Basquiat: Rebirth Art

As you might imagine, paintings take a central role in visionary filmmaker Julian Schnabel’s Basquiat (1996)—his cinematic portrait of his fellow artist and friend Jean-Michel Basquiat, who died in 1988, at the age of twenty-seven, of a heroin overdose. Toward the end of the film, the character Albert Milo (a thinly veiled Schnabel surrogate) speaks about painting on a backdrop from a Kabuki theater in Japan. “A rebirth painting,” exclaims Milo, played by Gary Oldman in one of his indelible characterizations. Twenty-eight years after it was first released, Basquiat has been newly restored in black and white, from a 4K scan created from the original camera negative, under Schnabel’s supervision. And when I saw this shimmering and immediate new version, that scene struck me as prophetic about the film’s current reinvention. “It is a rebirth of a film,” Schnabel confides to me. A few years back, at a screening of the original film in Montauk, New York (where Schnabel has a studio), there was an issue with the projector that resulted in the movie being shown in black and white; Schnabel saw his directorial debut in a different light. “It is a reexamination of a recorded thing that carries and reveals a hidden life that has been dormant or waiting to be revealed for twenty-five years,” he elucidates.

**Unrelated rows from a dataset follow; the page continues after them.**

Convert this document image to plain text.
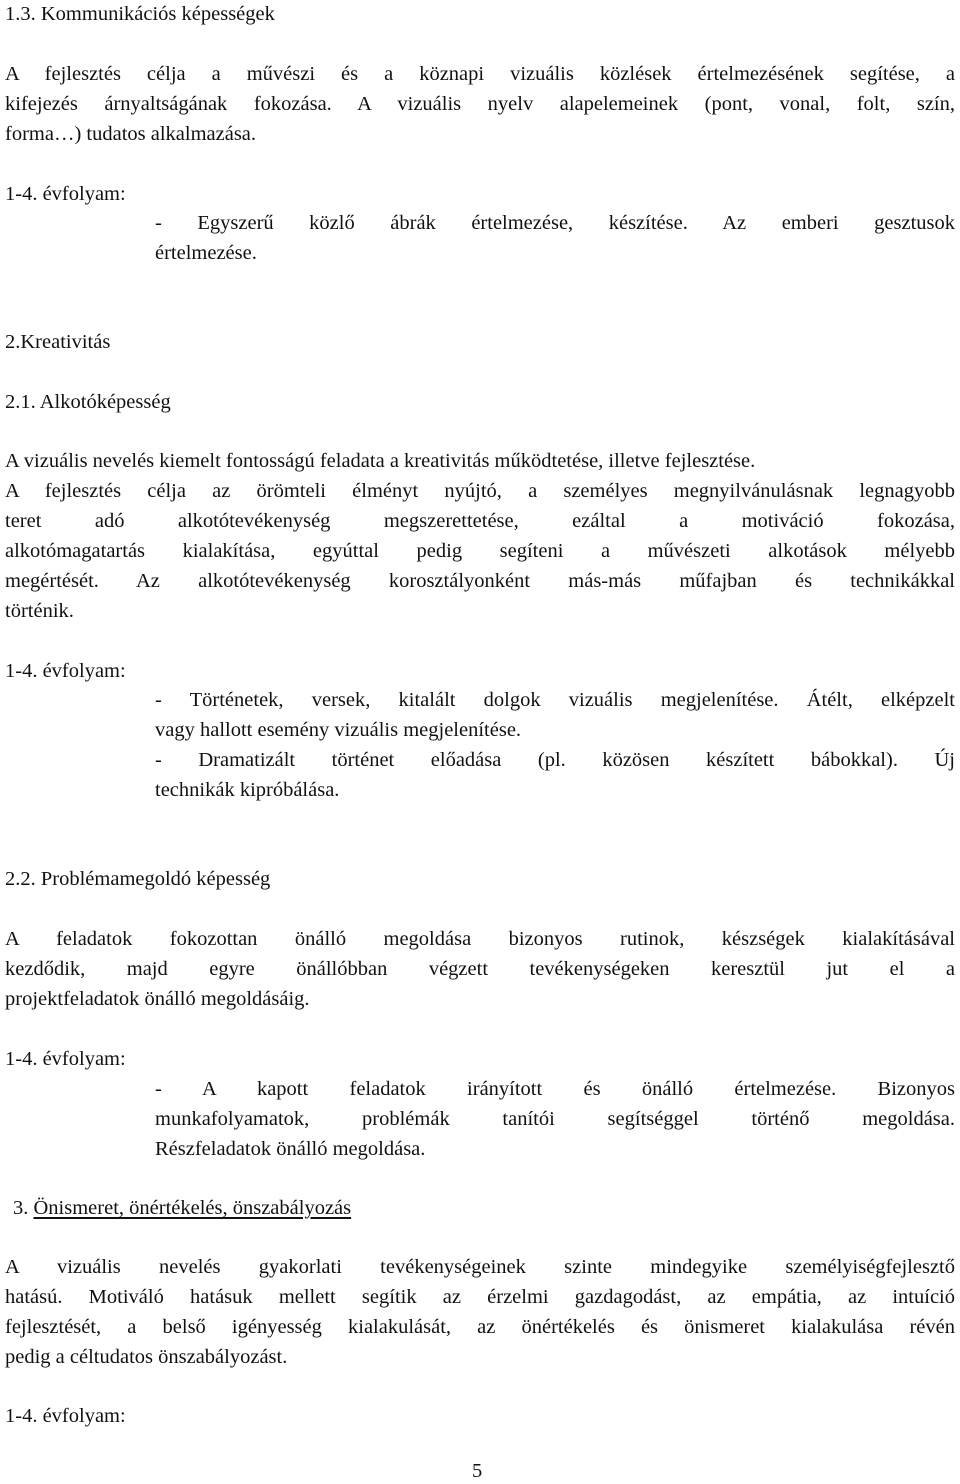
1.3. Kommunikációs képességek
A fejlesztés célja a művészi és a köznapi vizuális közlések értelmezésének segítése, a
kifejezés árnyaltságának fokozása. A vizuális nyelv alapelemeinek (pont, vonal, folt, szín,
forma…) tudatos alkalmazása.
1-4. évfolyam:
- Egyszerű közlő ábrák értelmezése, készítése. Az emberi gesztusok
értelmezése.
2.Kreativitás
2.1. Alkotóképesség
A vizuális nevelés kiemelt fontosságú feladata a kreativitás működtetése, illetve fejlesztése.
A fejlesztés célja az örömteli élményt nyújtó, a személyes megnyilvánulásnak legnagyobb
teret adó alkotótevékenység megszerettetése, ezáltal a motiváció fokozása,
alkotómagatartás kialakítása, egyúttal pedig segíteni a művészeti alkotások mélyebb
megértését. Az alkotótevékenység korosztályonként más-más műfajban és technikákkal
történik.
1-4. évfolyam:
- Történetek, versek, kitalált dolgok vizuális megjelenítése. Átélt, elképzelt
vagy hallott esemény vizuális megjelenítése.
- Dramatizált történet előadása (pl. közösen készített bábokkal). Új
technikák kipróbálása.
2.2. Problémamegoldó képesség
A feladatok fokozottan önálló megoldása bizonyos rutinok, készségek kialakításával
kezdődik, majd egyre önállóbban végzett tevékenységeken keresztül jut el a
projektfeladatok önálló megoldásáig.
1-4. évfolyam:
- A kapott feladatok irányított és önálló értelmezése. Bizonyos
munkafolyamatok, problémák tanítói segítséggel történő megoldása.
Részfeladatok önálló megoldása.
3. Önismeret, önértékelés, önszabályozás
A vizuális nevelés gyakorlati tevékenységeinek szinte mindegyike személyiségfejlesztő
hatású. Motiváló hatásuk mellett segítik az érzelmi gazdagodást, az empátia, az intuíció
fejlesztését, a belső igényesség kialakulását, az önértékelés és önismeret kialakulása révén
pedig a céltudatos önszabályozást.
1-4. évfolyam:
5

One of the great pleasures of cinema is revisiting a beloved film, and as we mature, so does our experience of each new encounter—we discover meaning and nuances never seen before. It is we who change, not the artwork. With this fresh rendering of Basquiat, however, we’re seeing an alternate vision of the film—one that affects us in a completely different way from the original. Where the first one was energetic and kinetic, this revision is bathed in melancholia and pathos. “I think the films stand by themselves and, yes, side by side,” says Schnabel. “The sensation of the original movie is more joyful, more pastoral and optimistic. This black-and-white version is more sad—more realistic and true in an introspective way. We’re exploring two aspects of this artist.”